Anti-Bush Sign Torched on Lawn
November 2, 2004
Joel and Jeanne Kerwin of White House Township, New Jersey, wanted to tell their neighbors and anyone else passing by on the busy road outside their house just how they felt about this election.
So they put up a huge canvas sign in mid-October that had yellow ribbons on it indicating support for the troops. The sign, which was about twenty-four feet long and three feet high, said, "Save America, Defeat Bush."
The Township of Readington didn't take kindly to it. "The township gave us a summons because the sign violated a zoning ordinance that says political signs can't be bigger than sixteen square feet," says Jeanne Kerwin, a medical ethicist at Overlook Hospital. "They said they had five complaints about the sign. We didn't argue; the ordinance is the ordinance. But before we took it down, it was stolen."
She says that all that remained was some torn canvas and the poles.
So on October 24, the Kerwins put up a second sign that conformed to the size requirements, with the exact same message.
"The following morning there was a knock on our door at about 6:45," Kerwin says. "It was the police. The cop said, 'Your sign is burning.' I looked out, and it was fully engulfed in flames. It was really scary."
The fire department came, and the police were called, but they didn't apprehend anyone for the crime.
The Kerwins refused to back down. Her son Fred True, who had made the two previous signs with some friends, went back to work.
"We said we're not going to be deterred," she says. "We have a constitutional right, so we put up a third sign: 'Wisdom is better than weapons of war. Rebuild America. Defeat Bush.' "
The line about wisdom is straight out of Ecclesiastes.
But that did not impress the vandals.
"On Nov. 1, at about 1:15 in the morning, I woke up to the sound of a staple gun," Kerwin says. "I looked out the window and saw someone stapling something onto our sign. My husband jumped into his clothes. I was fearful, honestly. I told my husband, 'Be careful. These people are vicious. They're hateful.' I was worried for his well-being, and I was watching from the window. The guy jumped in his car before he got out there. I was relieved, actually. You never know what these people will do."
What they had done was to staple eight cardboard posters onto the sign, which covered it all up. And on the cardboad, they wrote their own political messages, Kerwin says.
"One of them said, 'Ten out of ten terrorists don't want Bush. Vote Bush.' Another one said, 'UN sanctions failed. War is the answer.' "

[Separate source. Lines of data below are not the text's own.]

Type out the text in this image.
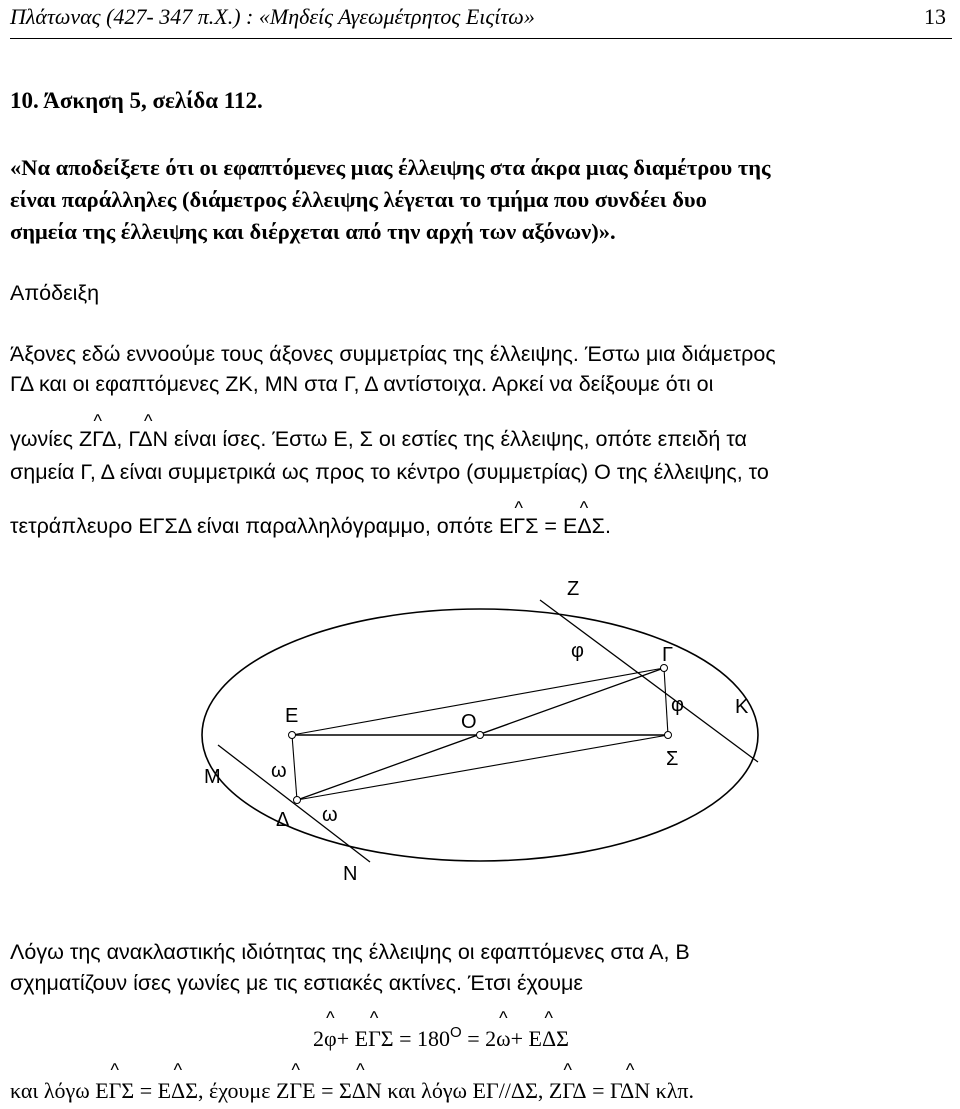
Πλάτωνας (427- 347 π.Χ.) : «Μηδείς Αγεωμέτρητος Ειςίτω»	13
10. Άσκηση 5, σελίδα 112.
«Να αποδείξετε ότι οι εφαπτόμενες μιας έλλειψης στα άκρα μιας διαμέτρου της
είναι παράλληλες (διάμετρος έλλειψης λέγεται το τμήμα που συνδέει δυο
σημεία της έλλειψης και διέρχεται από την αρχή των αξόνων)».
Απόδειξη
Άξονες εδώ εννοούμε τους άξονες συμμετρίας της έλλειψης. Έστω μια διάμετρος
ΓΔ και οι εφαπτόμενες ΖΚ, ΜΝ στα Γ, Δ αντίστοιχα. Αρκεί να δείξουμε ότι οι
γωνίες ^ ΖΓΔ, ^ ΓΔΝ είναι ίσες. Έστω Ε, Σ οι εστίες της έλλειψης, οπότε επειδή τα
σημεία Γ, Δ είναι συμμετρικά ως προς το κέντρο (συμμετρίας) Ο της έλλειψης, το
τετράπλευρο ΕΓΣΔ είναι παραλληλόγραμμο, οπότε ^ ΕΓΣ = ^ ΕΔΣ.
Ζ
φ	Γ
φ	Κ
Ε	Ο
Σ
Μ	ω
Δ ω
Ν
Λόγω της ανακλαστικής ιδιότητας της έλλειψης οι εφαπτόμενες στα Α, Β
σχηματίζουν ίσες γωνίες με τις εστιακές ακτίνες. Έτσι έχουμε
2^ φ+ ^ $E\Gamma\Sigma = 180^O$ = 2^ ω+ ^ ΕΔΣ
και λόγω ^ ΕΓΣ = ^ ΕΔΣ, έχουμε ^ ΖΓΕ = ^ ΣΔΝ και λόγω ΕΓ//ΔΣ, ^ ΖΓΔ = ^ ΓΔΝ κλπ.
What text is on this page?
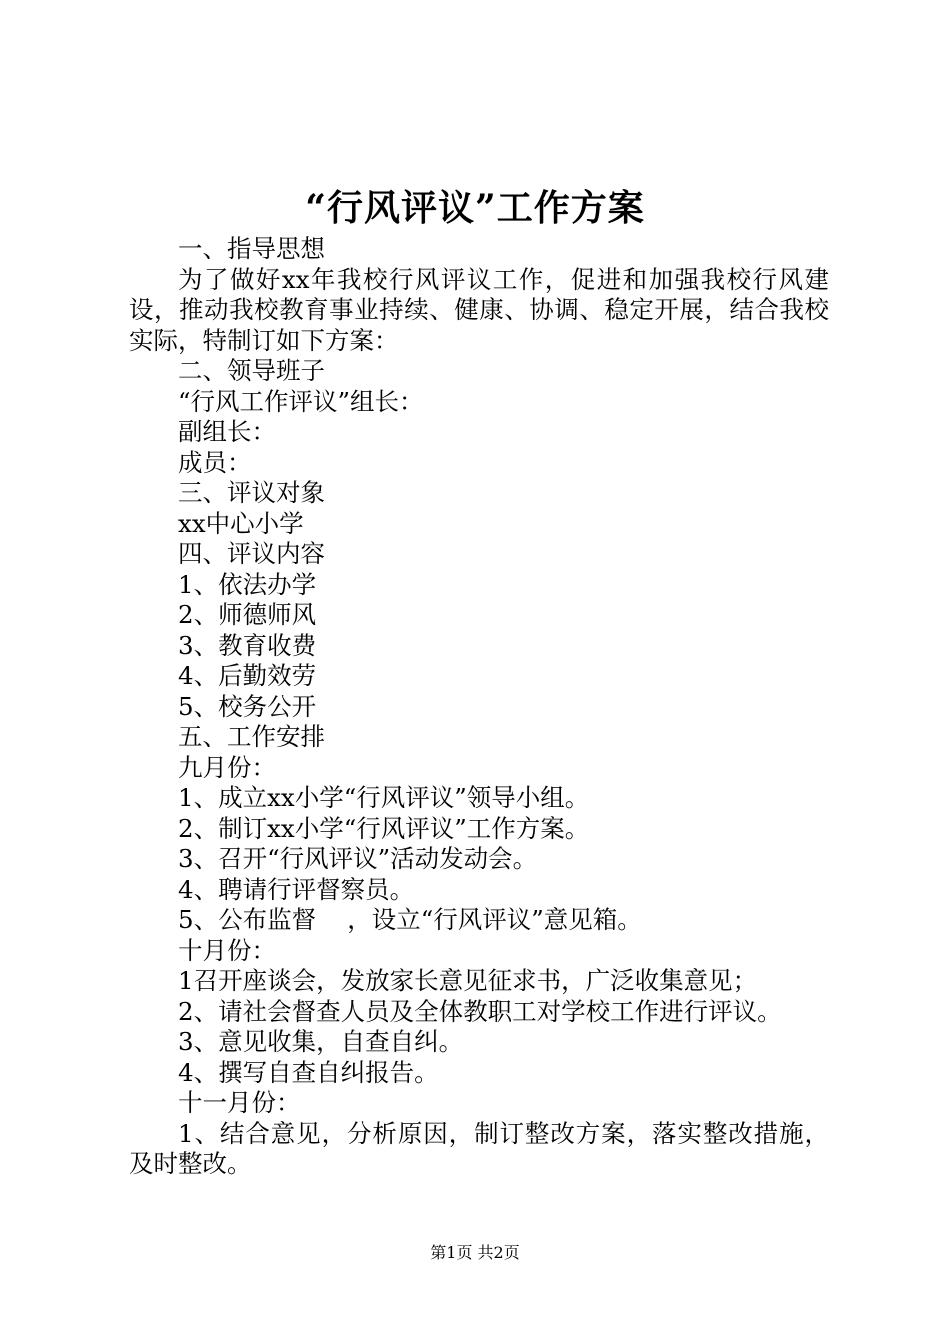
“行风评议”工作方案

一、指导思想

为了做好xx年我校行风评议工作，促进和加强我校行风建设，推动我校教育事业持续、健康、协调、稳定开展，结合我校实际，特制订如下方案：

二、领导班子

“行风工作评议”组长：

副组长：

成员：

三、评议对象

xx中心小学

四、评议内容

1、依法办学

2、师德师风

3、教育收费

4、后勤效劳

5、校务公开

五、工作安排

九月份：

1、成立xx小学“行风评议”领导小组。

2、制订xx小学“行风评议”工作方案。

3、召开“行风评议”活动发动会。

4、聘请行评督察员。

5、公布监督    ，设立“行风评议”意见箱。

十月份：

1召开座谈会，发放家长意见征求书，广泛收集意见；

2、请社会督查人员及全体教职工对学校工作进行评议。

3、意见收集，自查自纠。

4、撰写自查自纠报告。

十一月份：

1、结合意见，分析原因，制订整改方案，落实整改措施，及时整改。

第1页 共2页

Kerwin's husband ripped the cardboard down, but there was still more trouble before the day was through.
That afternoon, Joel Kerwin "saw someone walk up to the sign and start ripping the sign down," she says. "My husband approached him, he lunged, and my 58-year-old husband pinned him to the ground."
According to Kerwin, the police then came and arrested the man, who was a retired police officer, as is Joel Kerwin.
The Readington Township police did not return two phone calls from The Progressive. But Detective Sergeant James Izzo told the Courier News, which broke the story about the arson, that the police were investigating that crime.
"It's a sobering slap in the face that this sort of thing still goes on," says Fred True, who has put up similar signs around the area.
"We live in a very Republican town," says Kerwin, "and I happen to be a registered Republican, though I haven't voted that way the last two times. So I'm not surprised people didn't agree with the sign, but I am dismayed and shocked by the violent and hateful reaction. It's a scary thing because I think we're losing the integrity of our Constitution. We're going backwards. People are going back into savage ways."